Austin Prep added a run in the fifth and one more in the sixth, on a towering homer to left by Logan Bravo, to finish the scoring.
 
For Taconic, it ended an 11-game winning streak and a two-year run that saw the Pittsfield school win a state title with a senior-laden group one year and get back to the season’s last day a year later with almost an entirely new cast of characters.
 
“For us to get here with this group, it’s a credit to them,” Stannard said. “It hurts right now. It will sting for a while, but once they look back, they’ll say, ‘Wow, we went 20-5. We made it to the state finals again.’ 
 
“It can only help us as a program going forward. To go back-to-back to the state finals. Four freshmen in the starting lineup today, a sophomore [Dylan Burke] catching.
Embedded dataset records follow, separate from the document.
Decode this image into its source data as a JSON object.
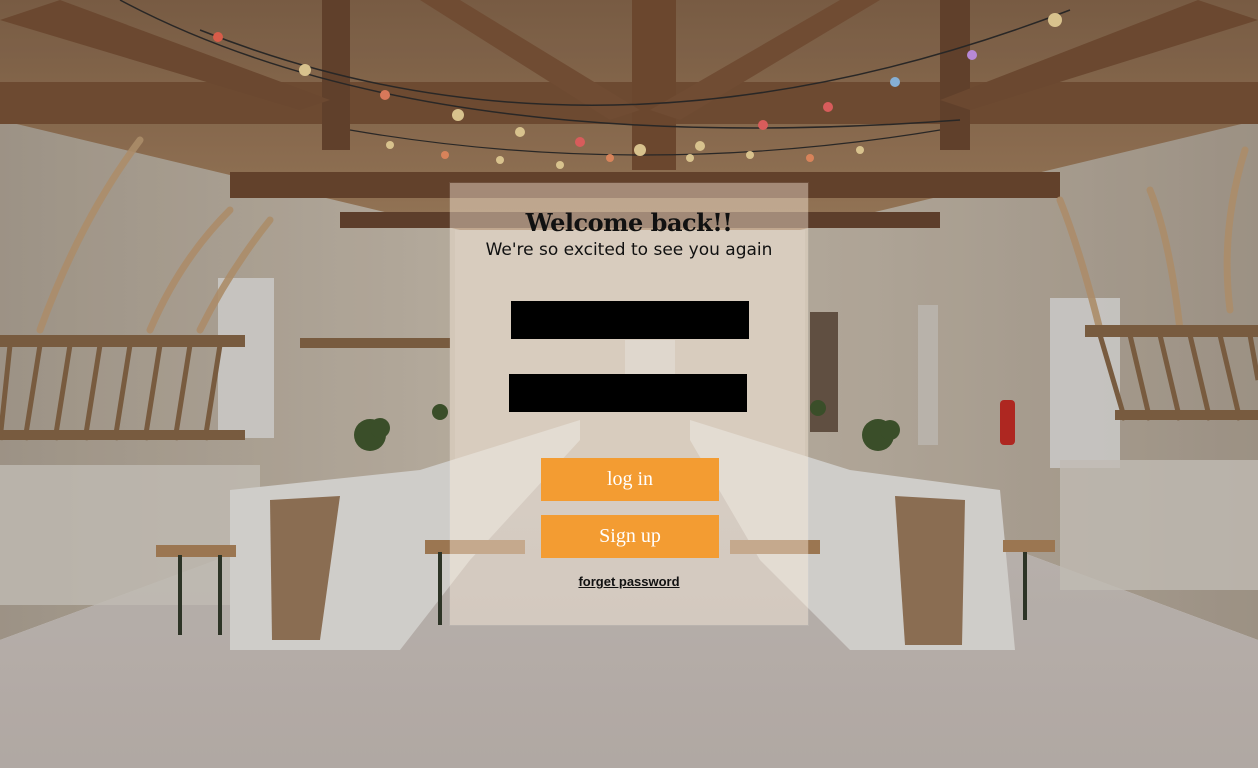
{
  "login": {
    "title": "Welcome back!!",
    "subtitle": "We're so excited to see you again",
    "username_field": {
      "value": "",
      "placeholder": ""
    },
    "password_field": {
      "value": "",
      "placeholder": ""
    },
    "login_button_label": "log in",
    "signup_button_label": "Sign up",
    "forgot_link_label": "forget password"
  },
  "colors": {
    "accent": "#f39c32",
    "field_fill": "#000000",
    "card_tint": "rgba(255,240,225,0.42)"
  }
}
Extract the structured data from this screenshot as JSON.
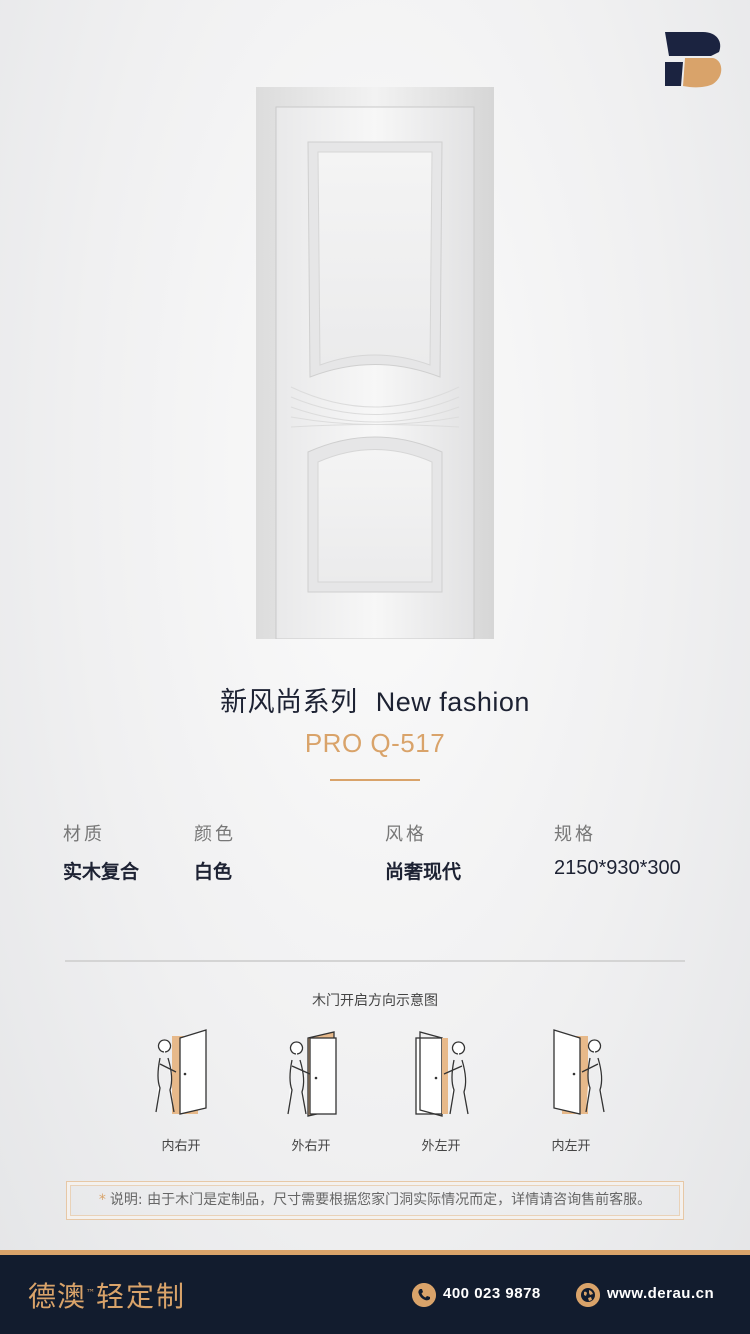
{
  "logo": {
    "name": "brand-logo",
    "colors": {
      "navy": "#1b2340",
      "gold": "#d9a36a"
    }
  },
  "product": {
    "series_cn": "新风尚系列",
    "series_en": "New fashion",
    "model": "PRO Q-517"
  },
  "specs": [
    {
      "label": "材质",
      "value": "实木复合"
    },
    {
      "label": "颜色",
      "value": "白色"
    },
    {
      "label": "风格",
      "value": "尚奢现代"
    },
    {
      "label": "规格",
      "value": "2150*930*300"
    }
  ],
  "diagram": {
    "title": "木门开启方向示意图",
    "items": [
      "内右开",
      "外右开",
      "外左开",
      "内左开"
    ]
  },
  "note": {
    "star": "*",
    "text": "说明: 由于木门是定制品，尺寸需要根据您家门洞实际情况而定，详情请咨询售前客服。"
  },
  "footer": {
    "brand": "德澳",
    "trademark": "™",
    "brand_sub": "轻定制",
    "phone": "400 023 9878",
    "website": "www.derau.cn",
    "icons": [
      "phone-icon",
      "globe-icon"
    ]
  },
  "colors": {
    "accent": "#d9a36a",
    "footer_bg": "#121c2e",
    "text_dark": "#1d2233"
  }
}
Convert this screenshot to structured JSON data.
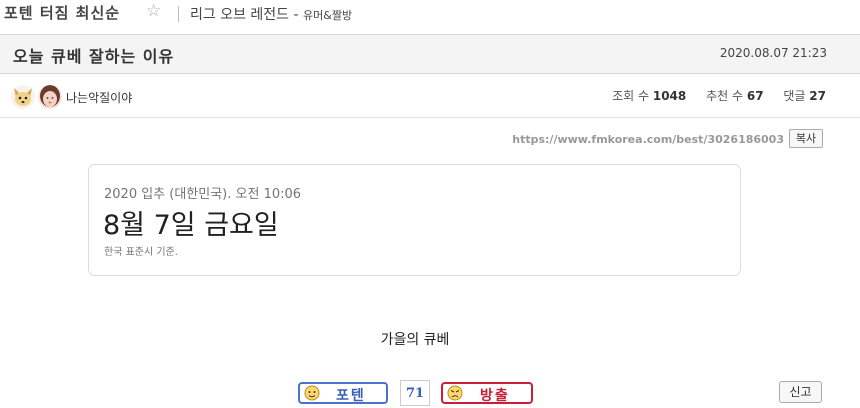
{
  "board": {
    "title": "포텐 터짐 최신순",
    "category": "리그 오브 레전드",
    "category_sep": " - ",
    "subcategory": "유머&짤방"
  },
  "post": {
    "title": "오늘 큐베 잘하는 이유",
    "date": "2020.08.07 21:23",
    "author": "나는악질이야"
  },
  "stats": {
    "views_label": "조회 수",
    "views": "1048",
    "likes_label": "추천 수",
    "likes": "67",
    "comments_label": "댓글",
    "comments": "27"
  },
  "share": {
    "url": "https://www.fmkorea.com/best/3026186003",
    "copy_label": "복사"
  },
  "card": {
    "line1": "2020 입추 (대한민국). 오전 10:06",
    "date": "8월 7일 금요일",
    "note": "한국 표준시 기준."
  },
  "content": {
    "text": "가을의 큐베"
  },
  "votes": {
    "up_label": "포텐",
    "count": "71",
    "down_label": "방출"
  },
  "report": {
    "label": "신고"
  },
  "colors": {
    "accent_blue": "#3a5fb8",
    "accent_red": "#c9203a"
  },
  "icons": {
    "favorite": "star-outline-icon"
  }
}
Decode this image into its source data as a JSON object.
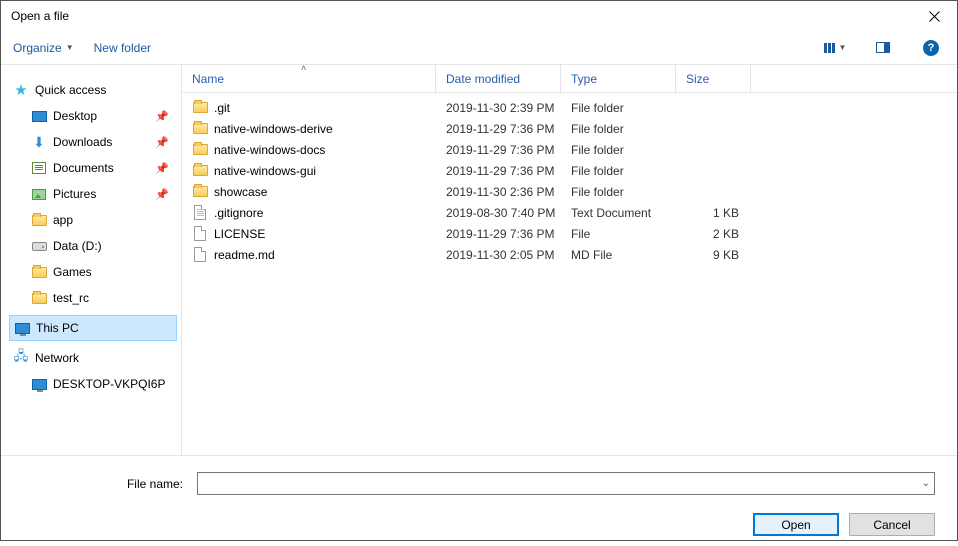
{
  "window": {
    "title": "Open a file"
  },
  "toolbar": {
    "organize": "Organize",
    "new_folder": "New folder"
  },
  "sidebar": {
    "quick_access": "Quick access",
    "items": [
      {
        "label": "Desktop",
        "pinned": true
      },
      {
        "label": "Downloads",
        "pinned": true
      },
      {
        "label": "Documents",
        "pinned": true
      },
      {
        "label": "Pictures",
        "pinned": true
      },
      {
        "label": "app",
        "pinned": false
      },
      {
        "label": "Data (D:)",
        "pinned": false
      },
      {
        "label": "Games",
        "pinned": false
      },
      {
        "label": "test_rc",
        "pinned": false
      }
    ],
    "this_pc": "This PC",
    "network": "Network",
    "network_items": [
      {
        "label": "DESKTOP-VKPQI6P"
      }
    ]
  },
  "columns": {
    "name": "Name",
    "date": "Date modified",
    "type": "Type",
    "size": "Size"
  },
  "files": [
    {
      "icon": "folder",
      "name": ".git",
      "date": "2019-11-30 2:39 PM",
      "type": "File folder",
      "size": ""
    },
    {
      "icon": "folder",
      "name": "native-windows-derive",
      "date": "2019-11-29 7:36 PM",
      "type": "File folder",
      "size": ""
    },
    {
      "icon": "folder",
      "name": "native-windows-docs",
      "date": "2019-11-29 7:36 PM",
      "type": "File folder",
      "size": ""
    },
    {
      "icon": "folder",
      "name": "native-windows-gui",
      "date": "2019-11-29 7:36 PM",
      "type": "File folder",
      "size": ""
    },
    {
      "icon": "folder",
      "name": "showcase",
      "date": "2019-11-30 2:36 PM",
      "type": "File folder",
      "size": ""
    },
    {
      "icon": "txt",
      "name": ".gitignore",
      "date": "2019-08-30 7:40 PM",
      "type": "Text Document",
      "size": "1 KB"
    },
    {
      "icon": "file",
      "name": "LICENSE",
      "date": "2019-11-29 7:36 PM",
      "type": "File",
      "size": "2 KB"
    },
    {
      "icon": "file",
      "name": "readme.md",
      "date": "2019-11-30 2:05 PM",
      "type": "MD File",
      "size": "9 KB"
    }
  ],
  "bottom": {
    "filename_label": "File name:",
    "filename_value": "",
    "open": "Open",
    "cancel": "Cancel"
  }
}
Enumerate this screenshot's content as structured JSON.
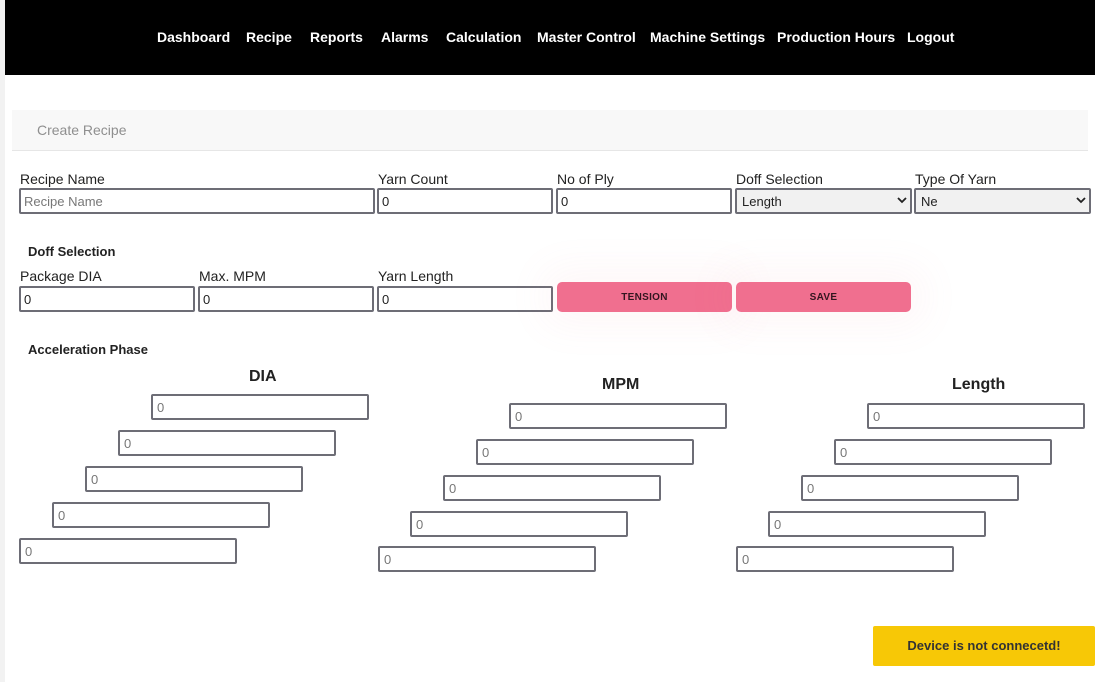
{
  "nav": {
    "items": [
      "Dashboard",
      "Recipe",
      "Reports",
      "Alarms",
      "Calculation",
      "Master Control",
      "Machine Settings",
      "Production Hours",
      "Logout"
    ]
  },
  "breadcrumb": {
    "title": "Create Recipe"
  },
  "recipe": {
    "recipe_name_label": "Recipe Name",
    "recipe_name_placeholder": "Recipe Name",
    "recipe_name_value": "",
    "yarn_count_label": "Yarn Count",
    "yarn_count_value": "0",
    "no_of_ply_label": "No of Ply",
    "no_of_ply_value": "0",
    "doff_selection_label": "Doff Selection",
    "doff_selection_value": "Length",
    "type_of_yarn_label": "Type Of Yarn",
    "type_of_yarn_value": "Ne"
  },
  "doff": {
    "section_title": "Doff Selection",
    "package_dia_label": "Package DIA",
    "package_dia_value": "0",
    "max_mpm_label": "Max. MPM",
    "max_mpm_value": "0",
    "yarn_length_label": "Yarn Length",
    "yarn_length_value": "0",
    "tension_button": "TENSION",
    "save_button": "SAVE"
  },
  "acceleration": {
    "section_title": "Acceleration Phase",
    "dia_header": "DIA",
    "mpm_header": "MPM",
    "length_header": "Length",
    "dia_values": [
      "0",
      "0",
      "0",
      "0",
      "0"
    ],
    "mpm_values": [
      "0",
      "0",
      "0",
      "0",
      "0"
    ],
    "length_values": [
      "0",
      "0",
      "0",
      "0",
      "0"
    ]
  },
  "toast": {
    "message": "Device is not connecetd!"
  },
  "colors": {
    "navbar": "#000000",
    "button_pink": "#f06f8f",
    "toast_yellow": "#f7c806"
  }
}
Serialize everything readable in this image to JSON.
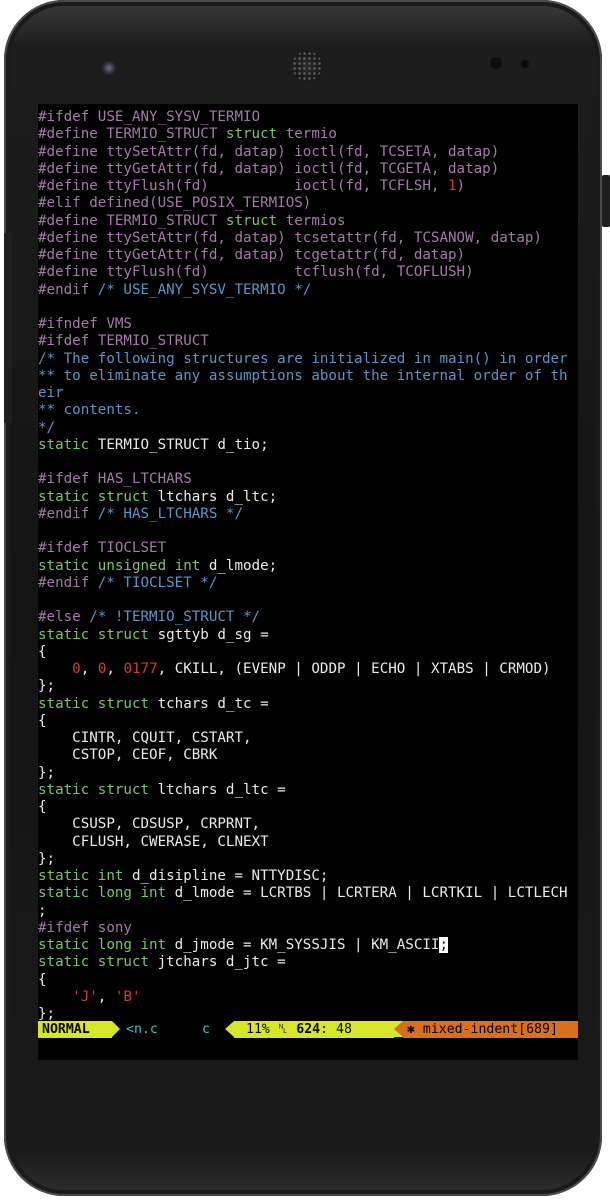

The future is bright. It depends on how hard to they want to work in their offseason and get ready for next year. … If they decide they like this feeling and want to get back to this point, they’ll work hard in the offseason and, hopefully, we’ll have the same success.”
 
Taconic went into Saturday’s championship game short-handed.
 
One of the team’s yearlong starters learned this week that he would not be eligible to play in the final.
 
Asked to comment on his absence before the game, the Pittsfield athletic department released a statement that read, in part, “With the Taconic High School academic year, and spring marking period, recently completed up on the final day of school, each participating student-athlete's eligibility is subject to review. ... No further statements regarding athletic participation policies, or the eligibility of specific student-athletes, will be made by the Pittsfield Public Schools Athletic Department, Taconic High School coaching staff or Taconic High School baseball team members."
 
Stannard did say he wasn’t surprised that his team went into Saturday’s game focused on the task at hand and not worried about the circumstances surrounding the absence.
 
“We’ve gone through some things all year long,” Stannard said. “This is a resilient group. It was, basically: ‘Next man up, who’s going to fill a spot?’ I thought we did it again today. We just didn’t have enough. They were the better team today.”